Different methods for a training set and a test set?
Closed this issue · 4 comments
Hi,
I've been looking at the MICE class and I am wondering if there are different methods for the training and testing phases. Usually a class has a fit_transform
method for the training phase and a transform
method for the testing phase. From what I understood the complete
method performs MICE for a training set (with fit
and predict
methods called for model
). Therefore it shouldn't be used for the testing set. Is it possible to have access to the fitted predictors so that you can call the predict
method on the testing set?
I may have gotten something wrong, any help would be really appreciated.
Best regards,
Johann
Hi Johann,
Thanks for your interest. MICE as is doesn't have an inductive mode, but there's on-going work to get a MICE-like imputer into scikit-learn to be released with the upcoming v0.20, and it has all the expected sklearn API - including fit
, transform
, fit_transform
. I don't know exactly whenv 0.20 will be released, but when it is, MICE will be removed from fancyimpute
.
You can find it in sklearn's master here: http://scikit-learn.org/dev/modules/generated/sklearn.impute.ChainedImputer.html
But it will soon be renamed to IterativeImputer
.
Hi Sergey,
Thank you for your quick reply. I'm glad to see that sklearn.impute module will have more tools to perform imputation in the near future and that you partake in it.

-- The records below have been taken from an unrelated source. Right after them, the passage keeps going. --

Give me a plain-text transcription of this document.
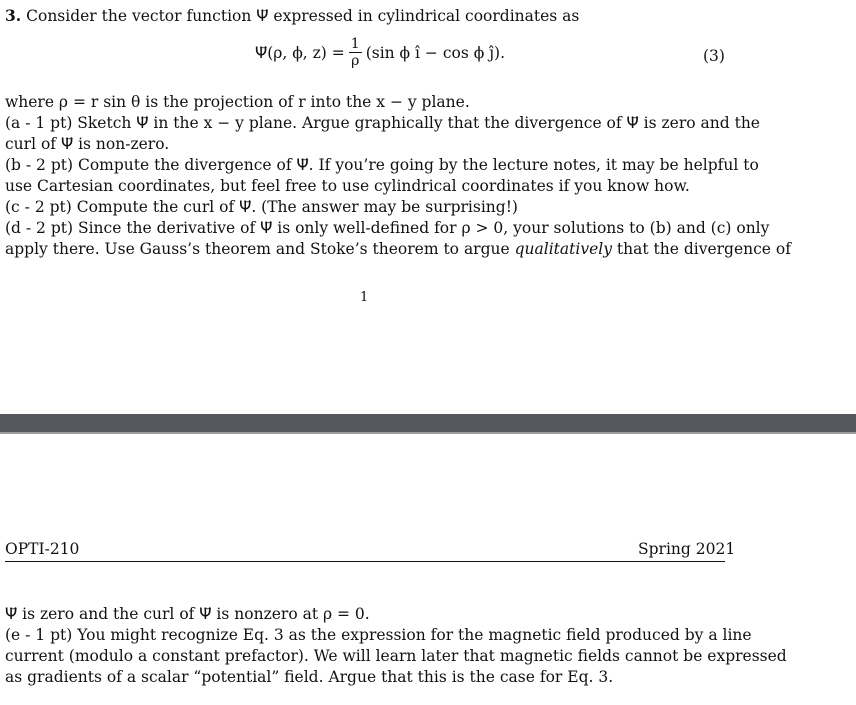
3. Consider the vector function Ψ⃗ expressed in cylindrical coordinates as
Ψ⃗(ρ, ϕ, $z) = \frac{1}{\rho} (\sin$ ϕ î − cos ϕ ĵ).	(3)
where ρ = r sin θ is the projection of r into the x − y plane.
(a - 1 pt) Sketch Ψ⃗ in the x − y plane. Argue graphically that the divergence of Ψ⃗ is zero and the
curl of Ψ⃗ is non-zero.
(b - 2 pt) Compute the divergence of Ψ⃗. If you’re going by the lecture notes, it may be helpful to
use Cartesian coordinates, but feel free to use cylindrical coordinates if you know how.
(c - 2 pt) Compute the curl of Ψ⃗. (The answer may be surprising!)
(d - 2 pt) Since the derivative of Ψ⃗ is only well-defined for ρ > 0, your solutions to (b) and (c) only
apply there. Use Gauss’s theorem and Stoke’s theorem to argue qualitatively that the divergence of
1
OPTI-210	Spring 2021
Ψ⃗ is zero and the curl of Ψ⃗ is nonzero at ρ = 0.
(e - 1 pt) You might recognize Eq. 3 as the expression for the magnetic field produced by a line
current (modulo a constant prefactor). We will learn later that magnetic fields cannot be expressed
as gradients of a scalar “potential” field. Argue that this is the case for Eq. 3.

Just to make sure: have none of the classes implemented in fancyimpute an implemented inductive mode currently (it may not make sense for some tools to have one, I don't know very well some of those tools)?
Thanks in advance.
Edit: looks like BiScaler has an inductive mode.
You are correct - we didn't aim for inductive use of fancyimpute
as that is not generally how matrix-filling is treated in the literature. In retrospect, that was an oversight. Unfortunately,fancyimpute
is currently in "just barely supported" mode instead of "active development" mode. There are no plans from us to do the necessary overhaul, but we would welcome and support PRs.
Looks like the sklearn method is being put off until another version. So this won't be happening until about a year from now I guess.